Neutron Stars May Explain Gamma Ray Excess
Recent observations have revealed an excess of gamma rays near the center of our Galaxy. Intriguingly, this signal is consistent with the diffuse flux expected from the annihilation of dark matter particles. However, researchers have also hypothesized that these gamma rays may come from spinning neutron stars that emit beams of radiation (i.e., pulsars). Such emission could appear diffuse simply because it cannot be resolved by the limited spatial resolution of telescopes.
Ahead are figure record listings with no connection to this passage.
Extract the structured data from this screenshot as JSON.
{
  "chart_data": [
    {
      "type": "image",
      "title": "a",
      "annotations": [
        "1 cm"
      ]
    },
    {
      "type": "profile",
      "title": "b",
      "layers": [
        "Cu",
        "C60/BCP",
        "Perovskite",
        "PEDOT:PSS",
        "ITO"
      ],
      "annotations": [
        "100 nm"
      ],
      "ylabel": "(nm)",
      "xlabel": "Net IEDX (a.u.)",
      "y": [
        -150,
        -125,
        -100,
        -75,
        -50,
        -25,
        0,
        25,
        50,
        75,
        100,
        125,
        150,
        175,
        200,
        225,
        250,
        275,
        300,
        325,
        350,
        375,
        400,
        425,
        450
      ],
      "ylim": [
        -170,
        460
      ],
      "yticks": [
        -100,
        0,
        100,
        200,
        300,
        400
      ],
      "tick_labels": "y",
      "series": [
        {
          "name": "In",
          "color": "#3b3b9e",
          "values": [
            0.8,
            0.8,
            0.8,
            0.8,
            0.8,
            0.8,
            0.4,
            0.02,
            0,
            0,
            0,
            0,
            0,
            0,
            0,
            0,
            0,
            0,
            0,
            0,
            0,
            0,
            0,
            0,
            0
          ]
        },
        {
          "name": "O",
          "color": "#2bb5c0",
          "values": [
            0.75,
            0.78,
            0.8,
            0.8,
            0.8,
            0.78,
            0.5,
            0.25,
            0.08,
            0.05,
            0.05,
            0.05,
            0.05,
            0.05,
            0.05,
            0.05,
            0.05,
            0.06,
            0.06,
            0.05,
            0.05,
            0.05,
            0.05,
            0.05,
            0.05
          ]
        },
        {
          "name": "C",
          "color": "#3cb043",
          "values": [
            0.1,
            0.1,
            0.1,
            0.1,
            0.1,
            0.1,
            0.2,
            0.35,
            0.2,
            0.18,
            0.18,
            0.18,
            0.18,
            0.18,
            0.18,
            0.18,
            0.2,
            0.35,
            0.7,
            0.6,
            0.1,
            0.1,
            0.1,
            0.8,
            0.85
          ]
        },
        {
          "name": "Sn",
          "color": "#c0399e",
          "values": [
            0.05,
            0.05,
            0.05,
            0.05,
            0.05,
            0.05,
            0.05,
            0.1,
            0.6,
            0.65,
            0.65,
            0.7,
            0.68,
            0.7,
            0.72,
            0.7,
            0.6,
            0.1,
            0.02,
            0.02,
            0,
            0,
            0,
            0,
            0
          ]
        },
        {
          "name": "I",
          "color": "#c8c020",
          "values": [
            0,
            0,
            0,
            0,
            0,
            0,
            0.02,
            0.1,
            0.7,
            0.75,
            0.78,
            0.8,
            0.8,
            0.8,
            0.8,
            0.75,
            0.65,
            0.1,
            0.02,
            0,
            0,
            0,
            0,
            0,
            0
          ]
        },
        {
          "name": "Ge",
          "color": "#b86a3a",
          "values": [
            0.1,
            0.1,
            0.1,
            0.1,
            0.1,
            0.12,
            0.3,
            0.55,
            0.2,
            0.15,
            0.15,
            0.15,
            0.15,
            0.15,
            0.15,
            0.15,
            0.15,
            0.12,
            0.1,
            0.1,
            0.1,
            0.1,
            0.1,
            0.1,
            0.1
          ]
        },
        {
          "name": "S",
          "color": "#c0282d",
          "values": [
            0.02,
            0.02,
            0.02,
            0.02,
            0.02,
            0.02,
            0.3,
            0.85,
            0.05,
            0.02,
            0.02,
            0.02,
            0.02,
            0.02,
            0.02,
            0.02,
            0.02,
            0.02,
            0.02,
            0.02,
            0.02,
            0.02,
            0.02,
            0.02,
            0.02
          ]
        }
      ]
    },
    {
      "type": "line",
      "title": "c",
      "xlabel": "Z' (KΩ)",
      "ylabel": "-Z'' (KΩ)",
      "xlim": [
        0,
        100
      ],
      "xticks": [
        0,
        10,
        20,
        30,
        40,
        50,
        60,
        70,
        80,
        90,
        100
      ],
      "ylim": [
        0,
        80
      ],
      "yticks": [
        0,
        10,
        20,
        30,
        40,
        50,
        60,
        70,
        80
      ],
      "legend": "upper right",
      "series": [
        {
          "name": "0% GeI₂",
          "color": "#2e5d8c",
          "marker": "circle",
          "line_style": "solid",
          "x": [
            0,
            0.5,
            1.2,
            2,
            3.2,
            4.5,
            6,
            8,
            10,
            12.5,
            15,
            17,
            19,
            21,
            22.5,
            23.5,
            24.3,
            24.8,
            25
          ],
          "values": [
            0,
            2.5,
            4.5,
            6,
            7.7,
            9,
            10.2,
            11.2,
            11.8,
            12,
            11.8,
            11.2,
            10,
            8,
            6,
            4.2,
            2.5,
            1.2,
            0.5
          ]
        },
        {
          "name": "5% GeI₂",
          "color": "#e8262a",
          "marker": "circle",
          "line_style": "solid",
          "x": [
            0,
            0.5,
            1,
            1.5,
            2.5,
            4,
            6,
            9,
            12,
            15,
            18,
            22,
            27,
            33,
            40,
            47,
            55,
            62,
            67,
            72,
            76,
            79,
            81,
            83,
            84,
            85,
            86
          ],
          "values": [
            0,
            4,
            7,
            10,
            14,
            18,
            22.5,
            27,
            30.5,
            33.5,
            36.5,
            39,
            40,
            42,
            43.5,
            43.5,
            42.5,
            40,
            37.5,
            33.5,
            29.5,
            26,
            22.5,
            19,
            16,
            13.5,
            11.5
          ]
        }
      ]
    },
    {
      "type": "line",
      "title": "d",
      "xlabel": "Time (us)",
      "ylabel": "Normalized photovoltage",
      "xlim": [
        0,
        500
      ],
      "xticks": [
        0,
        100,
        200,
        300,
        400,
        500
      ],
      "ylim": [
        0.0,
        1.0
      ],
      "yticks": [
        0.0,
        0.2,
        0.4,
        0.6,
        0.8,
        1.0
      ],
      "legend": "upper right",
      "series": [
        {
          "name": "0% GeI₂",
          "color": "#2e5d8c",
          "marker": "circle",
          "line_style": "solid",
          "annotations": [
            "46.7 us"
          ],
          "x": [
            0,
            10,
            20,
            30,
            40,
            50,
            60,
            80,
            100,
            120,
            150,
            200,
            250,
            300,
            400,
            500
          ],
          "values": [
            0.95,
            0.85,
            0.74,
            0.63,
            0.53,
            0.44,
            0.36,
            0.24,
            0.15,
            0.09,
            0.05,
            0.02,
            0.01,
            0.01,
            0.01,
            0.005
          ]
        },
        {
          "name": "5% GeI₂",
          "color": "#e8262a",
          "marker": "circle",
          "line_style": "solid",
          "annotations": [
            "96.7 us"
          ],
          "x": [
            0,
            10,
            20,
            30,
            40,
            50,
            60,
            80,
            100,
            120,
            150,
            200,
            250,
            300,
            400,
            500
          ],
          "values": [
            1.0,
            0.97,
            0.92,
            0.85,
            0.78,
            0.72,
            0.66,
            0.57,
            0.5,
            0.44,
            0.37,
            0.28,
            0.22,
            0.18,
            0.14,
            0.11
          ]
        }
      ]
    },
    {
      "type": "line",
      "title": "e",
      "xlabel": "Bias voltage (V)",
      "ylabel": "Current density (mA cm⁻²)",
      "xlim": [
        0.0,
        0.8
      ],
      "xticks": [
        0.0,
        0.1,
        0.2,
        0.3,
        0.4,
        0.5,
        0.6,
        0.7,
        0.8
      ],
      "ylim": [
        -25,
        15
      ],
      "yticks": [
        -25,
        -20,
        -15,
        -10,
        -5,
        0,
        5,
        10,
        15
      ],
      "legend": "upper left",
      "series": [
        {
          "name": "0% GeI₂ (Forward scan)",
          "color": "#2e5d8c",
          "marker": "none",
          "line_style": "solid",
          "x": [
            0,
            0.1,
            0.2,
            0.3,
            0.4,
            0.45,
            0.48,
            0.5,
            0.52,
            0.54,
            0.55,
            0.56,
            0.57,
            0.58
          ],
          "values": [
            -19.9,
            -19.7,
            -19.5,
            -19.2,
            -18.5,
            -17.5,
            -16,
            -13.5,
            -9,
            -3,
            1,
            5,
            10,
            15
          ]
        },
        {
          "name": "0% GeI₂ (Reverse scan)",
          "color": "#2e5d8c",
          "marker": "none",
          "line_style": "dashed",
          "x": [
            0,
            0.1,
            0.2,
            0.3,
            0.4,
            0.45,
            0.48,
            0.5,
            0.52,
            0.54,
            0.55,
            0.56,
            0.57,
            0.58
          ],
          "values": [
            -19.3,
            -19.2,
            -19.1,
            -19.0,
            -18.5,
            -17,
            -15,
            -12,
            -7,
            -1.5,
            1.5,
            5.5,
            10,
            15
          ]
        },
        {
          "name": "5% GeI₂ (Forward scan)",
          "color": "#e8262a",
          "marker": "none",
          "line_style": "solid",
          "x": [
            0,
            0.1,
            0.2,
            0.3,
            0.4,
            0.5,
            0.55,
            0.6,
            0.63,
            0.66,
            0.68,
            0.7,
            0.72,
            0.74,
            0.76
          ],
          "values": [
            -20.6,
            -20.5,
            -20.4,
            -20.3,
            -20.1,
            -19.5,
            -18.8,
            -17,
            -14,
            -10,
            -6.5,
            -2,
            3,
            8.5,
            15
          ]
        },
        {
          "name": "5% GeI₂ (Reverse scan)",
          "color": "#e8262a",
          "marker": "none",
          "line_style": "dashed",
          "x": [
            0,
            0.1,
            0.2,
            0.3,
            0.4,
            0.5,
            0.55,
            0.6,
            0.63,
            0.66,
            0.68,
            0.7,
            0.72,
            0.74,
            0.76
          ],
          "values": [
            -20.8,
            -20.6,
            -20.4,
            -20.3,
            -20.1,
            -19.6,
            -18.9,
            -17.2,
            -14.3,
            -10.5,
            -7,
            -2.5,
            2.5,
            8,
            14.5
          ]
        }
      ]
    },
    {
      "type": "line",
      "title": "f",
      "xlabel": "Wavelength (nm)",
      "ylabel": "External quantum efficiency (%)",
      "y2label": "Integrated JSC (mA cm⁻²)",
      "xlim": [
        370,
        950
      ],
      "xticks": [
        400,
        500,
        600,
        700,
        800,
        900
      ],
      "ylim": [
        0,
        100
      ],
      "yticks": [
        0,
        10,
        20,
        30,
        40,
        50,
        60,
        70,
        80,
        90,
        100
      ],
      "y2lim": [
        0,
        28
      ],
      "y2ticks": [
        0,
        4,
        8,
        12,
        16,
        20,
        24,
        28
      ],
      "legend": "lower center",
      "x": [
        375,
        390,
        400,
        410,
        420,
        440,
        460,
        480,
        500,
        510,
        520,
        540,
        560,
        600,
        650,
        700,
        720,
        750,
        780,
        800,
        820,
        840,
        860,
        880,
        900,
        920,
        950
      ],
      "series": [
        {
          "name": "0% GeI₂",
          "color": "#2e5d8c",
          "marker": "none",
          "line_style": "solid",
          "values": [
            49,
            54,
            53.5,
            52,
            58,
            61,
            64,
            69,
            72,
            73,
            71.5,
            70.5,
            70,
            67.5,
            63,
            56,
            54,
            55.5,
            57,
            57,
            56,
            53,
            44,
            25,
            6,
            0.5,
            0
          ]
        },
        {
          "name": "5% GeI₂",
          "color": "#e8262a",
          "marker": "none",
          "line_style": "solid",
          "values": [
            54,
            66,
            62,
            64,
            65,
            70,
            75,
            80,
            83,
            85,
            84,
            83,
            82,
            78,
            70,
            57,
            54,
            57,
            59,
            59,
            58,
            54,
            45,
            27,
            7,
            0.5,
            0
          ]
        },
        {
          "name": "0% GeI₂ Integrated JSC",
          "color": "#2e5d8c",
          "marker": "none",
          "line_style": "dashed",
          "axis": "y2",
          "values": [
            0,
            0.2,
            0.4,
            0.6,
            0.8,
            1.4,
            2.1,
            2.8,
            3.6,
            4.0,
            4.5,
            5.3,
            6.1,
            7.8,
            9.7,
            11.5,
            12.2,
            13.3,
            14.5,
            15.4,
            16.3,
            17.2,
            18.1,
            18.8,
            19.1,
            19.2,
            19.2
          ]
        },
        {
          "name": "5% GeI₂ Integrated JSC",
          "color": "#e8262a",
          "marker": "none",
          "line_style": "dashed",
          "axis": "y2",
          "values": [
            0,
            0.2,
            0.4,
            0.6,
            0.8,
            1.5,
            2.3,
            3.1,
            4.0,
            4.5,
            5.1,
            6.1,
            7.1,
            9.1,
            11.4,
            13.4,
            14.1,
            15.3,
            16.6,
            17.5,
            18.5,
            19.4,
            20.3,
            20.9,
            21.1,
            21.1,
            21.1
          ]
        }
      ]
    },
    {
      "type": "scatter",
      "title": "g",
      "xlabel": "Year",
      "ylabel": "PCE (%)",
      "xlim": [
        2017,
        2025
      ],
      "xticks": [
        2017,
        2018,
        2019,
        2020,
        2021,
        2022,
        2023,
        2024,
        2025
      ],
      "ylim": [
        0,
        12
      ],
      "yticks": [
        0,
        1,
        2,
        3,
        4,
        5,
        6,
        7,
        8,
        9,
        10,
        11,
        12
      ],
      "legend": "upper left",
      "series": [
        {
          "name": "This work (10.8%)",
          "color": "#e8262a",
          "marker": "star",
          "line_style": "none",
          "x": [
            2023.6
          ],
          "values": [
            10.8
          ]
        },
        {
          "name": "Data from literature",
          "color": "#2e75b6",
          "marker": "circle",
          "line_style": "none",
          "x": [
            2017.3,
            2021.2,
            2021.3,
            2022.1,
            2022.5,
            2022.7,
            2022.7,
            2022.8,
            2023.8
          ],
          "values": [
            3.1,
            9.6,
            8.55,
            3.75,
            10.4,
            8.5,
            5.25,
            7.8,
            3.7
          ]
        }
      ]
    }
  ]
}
Now, two independent teams have modeled the gamma-ray emission near the Galactic Center and shown that a population of point sources could fully explain the signal.
Benjamin Safdi at the Massachusetts Institute of Technology, Cambridge, and colleagues used data from the spaceborne Fermi Large Area Telescope (Fermi-LAT) to test if they were consistent with a population of faint, unresolved gamma-ray point sources. By modeling the combined emission of these sources, Safdi and his team showed that the gamma-ray excess could be explained by roughly 400 point sources that are likely pulsars. In a separate study, Christoph Weniger at the University of Amsterdam, Netherlands, and his collaborators showed that a population of dim point sources provided a better statistical fit to Fermi-LAT data than diffuse emission alone. The team also found that the sources had similar brightnesses to nearby millisecond pulsars. Weniger and his colleagues propose that new instruments with better spatial resolution and sensitivity at radio frequencies will be crucial for resolving these point sources and providing tighter constraints on possible contributions from annihilating dark matter particles.
This research is published in Physical Review Letters.